On this page we will look back at life in the city during the war years. Here we will provide the visitor with the stories making the news, what was happening in sports and entertainment, city politics, the social scene and the prominent people at the time. So, check back often for new editions. To share your family or neighborhood stories, please email PhillyWWIyears@gmail.com
TODAY IN PHILADELPHIA – TUESDAY MAY 14, 1918
There will be rain again today but not as much as the inch we received yesterday. The showers will start to dissipate by the afternoon. The high will be near 70° with the low tonight about 60°. By a unanimous vote today the Board of Education discontinued the teaching of the German language in the public high schools beginning next year. Petitions for this action had been presented by numerous fraternal, social and labor organizations. A separate resolution was submitted by board member John Wanamaker seeking to extend the summer vacation of students into October and end the school day at 2:00pm. Mr. Wanamaker said this will give children more time for war work activities.
In baseball, the A’s fell to the visiting White Sox 3 to 0 at Shibe Park. Urban “Red” Faber held the Athletics to just 3 hits in 9 innings of work. Out in St. Louis the Phillies beat the Cardinals 5 to 4 with Brad Hogg going all 9 inning for his 3rd win of the season. In other baseball news, Washington D.C. will henceforth have Sunday baseball. The Commissioners of the District of Columbia made the decision because of the increased population of the city due to the war and the need to provide these workers with some type of recreation.
And last night “Shoeless” Joe Jackson bid goodbye to his manager and teammates on the White Sox. Today he walked through the gates of Harlan & Hollingsworth Shipbuilding Company in Wilmington, Delaware to begin work. He punched the clock and received his assignment from his supervisor. He was to become a ship painter but after seeing his work with a brush the boss decided he would make a better inspector.
There is troubling news from the southern border. Mexico has begun taking overtly anti-American and anti-British actions. President Carranza, it is said, believes Germany will win the war and is therefore secretly assisting the Empire by harassing American and British interests in Mexico. New confiscatory tax laws have been imposed on Allied holdings at the oilfields not far from Tampico. Recently over 200 Americans working at the oilfields were robbed and driven from their homes. The men have fled to Tampico and now live under the protection of American warships.
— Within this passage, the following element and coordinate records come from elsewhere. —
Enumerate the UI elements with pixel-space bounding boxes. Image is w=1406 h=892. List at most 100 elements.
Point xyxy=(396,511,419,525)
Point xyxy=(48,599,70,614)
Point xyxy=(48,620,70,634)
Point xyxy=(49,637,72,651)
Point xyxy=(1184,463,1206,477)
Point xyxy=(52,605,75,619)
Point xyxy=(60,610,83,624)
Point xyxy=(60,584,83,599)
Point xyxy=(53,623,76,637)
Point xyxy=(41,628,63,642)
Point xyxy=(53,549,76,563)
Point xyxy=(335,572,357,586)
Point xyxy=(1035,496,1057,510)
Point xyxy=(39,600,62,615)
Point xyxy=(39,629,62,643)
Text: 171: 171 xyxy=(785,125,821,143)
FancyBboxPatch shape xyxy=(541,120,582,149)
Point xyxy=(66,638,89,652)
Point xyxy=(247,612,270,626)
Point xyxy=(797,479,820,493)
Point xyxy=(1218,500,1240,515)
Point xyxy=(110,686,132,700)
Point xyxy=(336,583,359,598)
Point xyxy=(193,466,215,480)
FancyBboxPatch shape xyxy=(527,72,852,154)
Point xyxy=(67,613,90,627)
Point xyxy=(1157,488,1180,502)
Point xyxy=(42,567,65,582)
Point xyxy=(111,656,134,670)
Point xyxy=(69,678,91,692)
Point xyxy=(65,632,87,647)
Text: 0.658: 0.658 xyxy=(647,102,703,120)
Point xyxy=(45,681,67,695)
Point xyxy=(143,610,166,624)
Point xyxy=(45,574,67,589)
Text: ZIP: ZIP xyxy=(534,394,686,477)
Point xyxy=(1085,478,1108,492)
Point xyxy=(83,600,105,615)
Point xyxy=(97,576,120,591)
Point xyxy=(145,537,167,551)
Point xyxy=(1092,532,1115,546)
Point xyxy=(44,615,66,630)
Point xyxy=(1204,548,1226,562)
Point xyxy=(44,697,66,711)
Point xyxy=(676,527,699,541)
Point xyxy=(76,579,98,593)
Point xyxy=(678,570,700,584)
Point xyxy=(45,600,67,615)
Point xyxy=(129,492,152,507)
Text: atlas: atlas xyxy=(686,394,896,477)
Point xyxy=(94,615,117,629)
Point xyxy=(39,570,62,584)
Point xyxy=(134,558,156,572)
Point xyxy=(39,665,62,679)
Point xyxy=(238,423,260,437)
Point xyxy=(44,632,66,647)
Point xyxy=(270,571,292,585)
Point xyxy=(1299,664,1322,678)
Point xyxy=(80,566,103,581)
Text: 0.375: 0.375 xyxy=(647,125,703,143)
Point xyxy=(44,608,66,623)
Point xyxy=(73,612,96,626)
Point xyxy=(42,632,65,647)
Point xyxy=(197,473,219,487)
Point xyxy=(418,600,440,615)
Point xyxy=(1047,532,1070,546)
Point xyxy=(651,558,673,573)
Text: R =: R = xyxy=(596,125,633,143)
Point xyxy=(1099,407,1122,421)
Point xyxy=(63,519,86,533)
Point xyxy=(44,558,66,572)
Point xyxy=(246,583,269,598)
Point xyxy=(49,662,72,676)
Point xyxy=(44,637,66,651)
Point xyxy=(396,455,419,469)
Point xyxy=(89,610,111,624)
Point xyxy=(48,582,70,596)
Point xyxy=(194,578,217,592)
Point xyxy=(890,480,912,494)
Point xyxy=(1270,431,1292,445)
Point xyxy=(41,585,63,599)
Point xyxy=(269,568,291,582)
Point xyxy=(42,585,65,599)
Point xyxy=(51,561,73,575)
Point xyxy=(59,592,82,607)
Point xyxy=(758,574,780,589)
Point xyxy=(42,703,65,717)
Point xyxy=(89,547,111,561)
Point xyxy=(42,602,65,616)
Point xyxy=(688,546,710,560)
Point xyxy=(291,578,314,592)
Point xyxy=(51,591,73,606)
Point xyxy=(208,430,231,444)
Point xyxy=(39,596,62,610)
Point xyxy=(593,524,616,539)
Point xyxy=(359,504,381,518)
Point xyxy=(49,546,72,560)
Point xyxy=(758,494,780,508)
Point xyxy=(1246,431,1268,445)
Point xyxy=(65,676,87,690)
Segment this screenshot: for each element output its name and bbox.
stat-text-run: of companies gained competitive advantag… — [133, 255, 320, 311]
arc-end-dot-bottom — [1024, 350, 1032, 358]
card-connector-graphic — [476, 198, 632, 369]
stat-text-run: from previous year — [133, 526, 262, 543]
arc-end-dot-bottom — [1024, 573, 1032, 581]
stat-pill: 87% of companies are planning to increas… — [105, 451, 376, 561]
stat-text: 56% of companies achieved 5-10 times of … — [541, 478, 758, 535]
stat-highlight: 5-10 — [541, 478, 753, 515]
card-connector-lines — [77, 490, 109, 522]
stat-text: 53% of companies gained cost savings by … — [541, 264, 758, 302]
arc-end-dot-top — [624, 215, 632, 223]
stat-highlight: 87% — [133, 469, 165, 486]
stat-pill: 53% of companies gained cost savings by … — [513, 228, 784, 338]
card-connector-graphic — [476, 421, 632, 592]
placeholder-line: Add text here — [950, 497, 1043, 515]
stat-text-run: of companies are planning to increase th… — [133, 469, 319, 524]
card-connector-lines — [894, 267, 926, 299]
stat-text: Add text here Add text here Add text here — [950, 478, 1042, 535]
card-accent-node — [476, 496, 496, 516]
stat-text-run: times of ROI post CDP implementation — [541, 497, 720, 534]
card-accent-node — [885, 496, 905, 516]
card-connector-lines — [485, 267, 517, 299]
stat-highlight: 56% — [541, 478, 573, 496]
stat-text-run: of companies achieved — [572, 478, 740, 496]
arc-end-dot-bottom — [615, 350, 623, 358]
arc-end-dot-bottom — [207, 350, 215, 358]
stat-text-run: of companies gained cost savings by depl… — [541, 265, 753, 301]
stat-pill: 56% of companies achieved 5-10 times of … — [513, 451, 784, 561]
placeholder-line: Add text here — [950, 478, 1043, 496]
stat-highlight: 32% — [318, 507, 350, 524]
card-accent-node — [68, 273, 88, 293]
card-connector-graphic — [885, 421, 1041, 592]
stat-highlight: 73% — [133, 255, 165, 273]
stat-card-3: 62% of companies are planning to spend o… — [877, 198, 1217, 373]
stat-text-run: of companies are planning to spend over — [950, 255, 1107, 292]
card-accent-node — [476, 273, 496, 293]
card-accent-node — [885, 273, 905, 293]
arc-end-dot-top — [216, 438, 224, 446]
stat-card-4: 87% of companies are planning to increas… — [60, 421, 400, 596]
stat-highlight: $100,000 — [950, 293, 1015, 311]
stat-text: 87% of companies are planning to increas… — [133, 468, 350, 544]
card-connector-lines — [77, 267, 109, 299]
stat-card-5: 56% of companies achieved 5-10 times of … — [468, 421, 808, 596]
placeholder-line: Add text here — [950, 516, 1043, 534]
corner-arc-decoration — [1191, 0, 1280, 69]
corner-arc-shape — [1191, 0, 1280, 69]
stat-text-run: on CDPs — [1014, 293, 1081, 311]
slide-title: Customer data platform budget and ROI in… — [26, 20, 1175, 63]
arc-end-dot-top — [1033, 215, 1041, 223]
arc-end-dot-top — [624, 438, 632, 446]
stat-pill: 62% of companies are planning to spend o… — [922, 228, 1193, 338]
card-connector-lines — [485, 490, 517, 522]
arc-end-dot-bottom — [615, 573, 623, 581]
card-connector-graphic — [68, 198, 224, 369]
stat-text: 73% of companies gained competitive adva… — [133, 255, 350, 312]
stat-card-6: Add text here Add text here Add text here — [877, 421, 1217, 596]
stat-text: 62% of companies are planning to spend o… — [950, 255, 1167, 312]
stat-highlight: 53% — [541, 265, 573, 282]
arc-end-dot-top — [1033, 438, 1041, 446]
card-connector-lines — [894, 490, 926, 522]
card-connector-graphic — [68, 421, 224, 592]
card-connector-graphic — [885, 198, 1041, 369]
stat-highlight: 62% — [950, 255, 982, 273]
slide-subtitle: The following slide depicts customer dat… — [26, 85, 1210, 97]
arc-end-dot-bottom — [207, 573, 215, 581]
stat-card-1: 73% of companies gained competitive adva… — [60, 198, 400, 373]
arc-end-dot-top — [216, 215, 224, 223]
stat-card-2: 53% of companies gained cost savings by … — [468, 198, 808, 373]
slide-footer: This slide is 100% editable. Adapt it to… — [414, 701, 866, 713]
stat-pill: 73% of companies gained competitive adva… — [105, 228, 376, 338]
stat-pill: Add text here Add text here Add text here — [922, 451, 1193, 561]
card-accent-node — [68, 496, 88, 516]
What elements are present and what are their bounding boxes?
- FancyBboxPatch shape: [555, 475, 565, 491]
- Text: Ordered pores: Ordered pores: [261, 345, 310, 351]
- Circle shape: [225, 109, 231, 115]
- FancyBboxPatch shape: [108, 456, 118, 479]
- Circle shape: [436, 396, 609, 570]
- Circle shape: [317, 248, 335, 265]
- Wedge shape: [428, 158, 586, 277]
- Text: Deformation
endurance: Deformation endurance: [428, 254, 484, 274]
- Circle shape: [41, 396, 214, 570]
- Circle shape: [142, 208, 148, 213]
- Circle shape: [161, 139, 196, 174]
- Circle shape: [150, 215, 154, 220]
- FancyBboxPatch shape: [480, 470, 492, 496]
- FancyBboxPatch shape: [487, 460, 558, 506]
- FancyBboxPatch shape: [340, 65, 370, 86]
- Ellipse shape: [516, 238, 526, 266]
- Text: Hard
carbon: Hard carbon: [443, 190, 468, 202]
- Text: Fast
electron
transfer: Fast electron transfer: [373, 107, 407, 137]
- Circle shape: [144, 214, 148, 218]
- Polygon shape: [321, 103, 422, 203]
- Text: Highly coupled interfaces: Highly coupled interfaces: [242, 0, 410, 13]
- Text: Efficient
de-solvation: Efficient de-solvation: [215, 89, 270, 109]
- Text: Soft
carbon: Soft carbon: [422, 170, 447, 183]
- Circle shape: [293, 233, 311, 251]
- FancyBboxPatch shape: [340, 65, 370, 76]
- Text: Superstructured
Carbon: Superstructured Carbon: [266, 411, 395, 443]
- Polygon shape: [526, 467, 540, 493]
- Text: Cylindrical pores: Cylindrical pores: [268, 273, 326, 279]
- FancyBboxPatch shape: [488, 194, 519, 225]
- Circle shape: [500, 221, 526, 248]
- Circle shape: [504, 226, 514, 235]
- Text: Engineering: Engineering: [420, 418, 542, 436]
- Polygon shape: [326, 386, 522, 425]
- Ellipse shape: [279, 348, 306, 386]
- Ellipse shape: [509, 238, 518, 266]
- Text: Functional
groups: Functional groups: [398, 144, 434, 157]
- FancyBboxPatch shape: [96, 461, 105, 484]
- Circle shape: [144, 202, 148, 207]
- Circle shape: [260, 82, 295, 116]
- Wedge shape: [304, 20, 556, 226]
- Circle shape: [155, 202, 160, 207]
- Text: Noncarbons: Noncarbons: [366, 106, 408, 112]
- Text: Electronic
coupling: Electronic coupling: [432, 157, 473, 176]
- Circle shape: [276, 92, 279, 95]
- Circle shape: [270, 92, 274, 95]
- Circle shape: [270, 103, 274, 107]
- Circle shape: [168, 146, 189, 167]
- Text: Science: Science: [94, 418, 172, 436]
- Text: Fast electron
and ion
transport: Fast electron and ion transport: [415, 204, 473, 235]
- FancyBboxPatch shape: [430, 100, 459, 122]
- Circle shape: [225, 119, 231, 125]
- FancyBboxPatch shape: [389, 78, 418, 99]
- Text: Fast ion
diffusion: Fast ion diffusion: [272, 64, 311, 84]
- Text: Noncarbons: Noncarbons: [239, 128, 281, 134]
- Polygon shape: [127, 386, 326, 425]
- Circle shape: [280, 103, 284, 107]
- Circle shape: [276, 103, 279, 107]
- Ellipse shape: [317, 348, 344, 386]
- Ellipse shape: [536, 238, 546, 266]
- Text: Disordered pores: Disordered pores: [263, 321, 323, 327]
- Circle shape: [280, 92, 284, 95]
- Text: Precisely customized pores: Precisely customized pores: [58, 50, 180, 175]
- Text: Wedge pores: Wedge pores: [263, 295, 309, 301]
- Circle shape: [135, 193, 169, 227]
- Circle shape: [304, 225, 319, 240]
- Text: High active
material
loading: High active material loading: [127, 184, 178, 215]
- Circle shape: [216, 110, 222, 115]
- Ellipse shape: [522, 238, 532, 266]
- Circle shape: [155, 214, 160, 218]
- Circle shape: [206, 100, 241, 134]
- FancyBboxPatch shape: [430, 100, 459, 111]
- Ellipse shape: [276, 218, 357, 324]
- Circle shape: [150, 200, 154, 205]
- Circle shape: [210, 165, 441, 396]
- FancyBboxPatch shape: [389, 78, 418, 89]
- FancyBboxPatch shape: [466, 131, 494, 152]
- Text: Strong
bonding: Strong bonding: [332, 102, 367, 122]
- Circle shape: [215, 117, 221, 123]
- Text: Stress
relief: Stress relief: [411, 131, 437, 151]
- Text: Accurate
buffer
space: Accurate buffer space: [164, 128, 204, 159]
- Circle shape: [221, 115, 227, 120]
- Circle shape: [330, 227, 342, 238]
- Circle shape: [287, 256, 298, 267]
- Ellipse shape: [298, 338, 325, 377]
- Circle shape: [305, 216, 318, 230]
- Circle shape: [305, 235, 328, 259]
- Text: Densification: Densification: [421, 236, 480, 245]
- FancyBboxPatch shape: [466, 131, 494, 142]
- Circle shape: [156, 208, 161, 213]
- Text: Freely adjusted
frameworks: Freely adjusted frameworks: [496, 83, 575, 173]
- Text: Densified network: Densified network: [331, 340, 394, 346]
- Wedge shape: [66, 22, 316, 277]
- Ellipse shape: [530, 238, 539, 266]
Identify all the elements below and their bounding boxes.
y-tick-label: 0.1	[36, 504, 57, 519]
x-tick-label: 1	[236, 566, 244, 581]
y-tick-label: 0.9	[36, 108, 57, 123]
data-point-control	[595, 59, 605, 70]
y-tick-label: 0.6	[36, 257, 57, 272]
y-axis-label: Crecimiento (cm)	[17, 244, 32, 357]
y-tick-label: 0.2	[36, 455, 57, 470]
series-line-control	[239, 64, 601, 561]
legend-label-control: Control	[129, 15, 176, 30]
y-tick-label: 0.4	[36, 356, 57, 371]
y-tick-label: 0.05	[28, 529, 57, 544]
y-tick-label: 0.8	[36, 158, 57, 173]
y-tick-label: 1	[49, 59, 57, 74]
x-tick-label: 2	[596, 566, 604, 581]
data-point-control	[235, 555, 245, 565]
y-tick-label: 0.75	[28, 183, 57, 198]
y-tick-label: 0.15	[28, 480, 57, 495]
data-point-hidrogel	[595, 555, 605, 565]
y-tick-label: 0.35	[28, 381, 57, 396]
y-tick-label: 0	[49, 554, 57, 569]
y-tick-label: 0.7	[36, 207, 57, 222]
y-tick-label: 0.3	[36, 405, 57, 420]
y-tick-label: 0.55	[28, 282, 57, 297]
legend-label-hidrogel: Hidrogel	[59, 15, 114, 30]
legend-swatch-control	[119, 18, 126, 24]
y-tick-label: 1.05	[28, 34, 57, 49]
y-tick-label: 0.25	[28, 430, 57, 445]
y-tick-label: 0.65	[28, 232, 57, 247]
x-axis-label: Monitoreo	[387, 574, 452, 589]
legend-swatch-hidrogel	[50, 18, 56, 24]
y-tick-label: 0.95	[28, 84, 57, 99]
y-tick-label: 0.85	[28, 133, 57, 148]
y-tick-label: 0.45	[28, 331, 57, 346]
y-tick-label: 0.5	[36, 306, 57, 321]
Almost 500 Marines are on the warships and ready to disembark if ordered. The oil from the fields is primarily used by the British navy to power its fleet. If President Carranza attempts to seize the fields the Marines will act to stop the Mexican army. Some who know Carranza have advised him that it is a mistake to antagonize the Americans and the British at this time. He has responded that he believes once Germany wins the war it will keep its promise to help Mexico recover Texas and New Mexico. The oil companies have made counter-proposals to Carranza in the hopes of ending the impasse.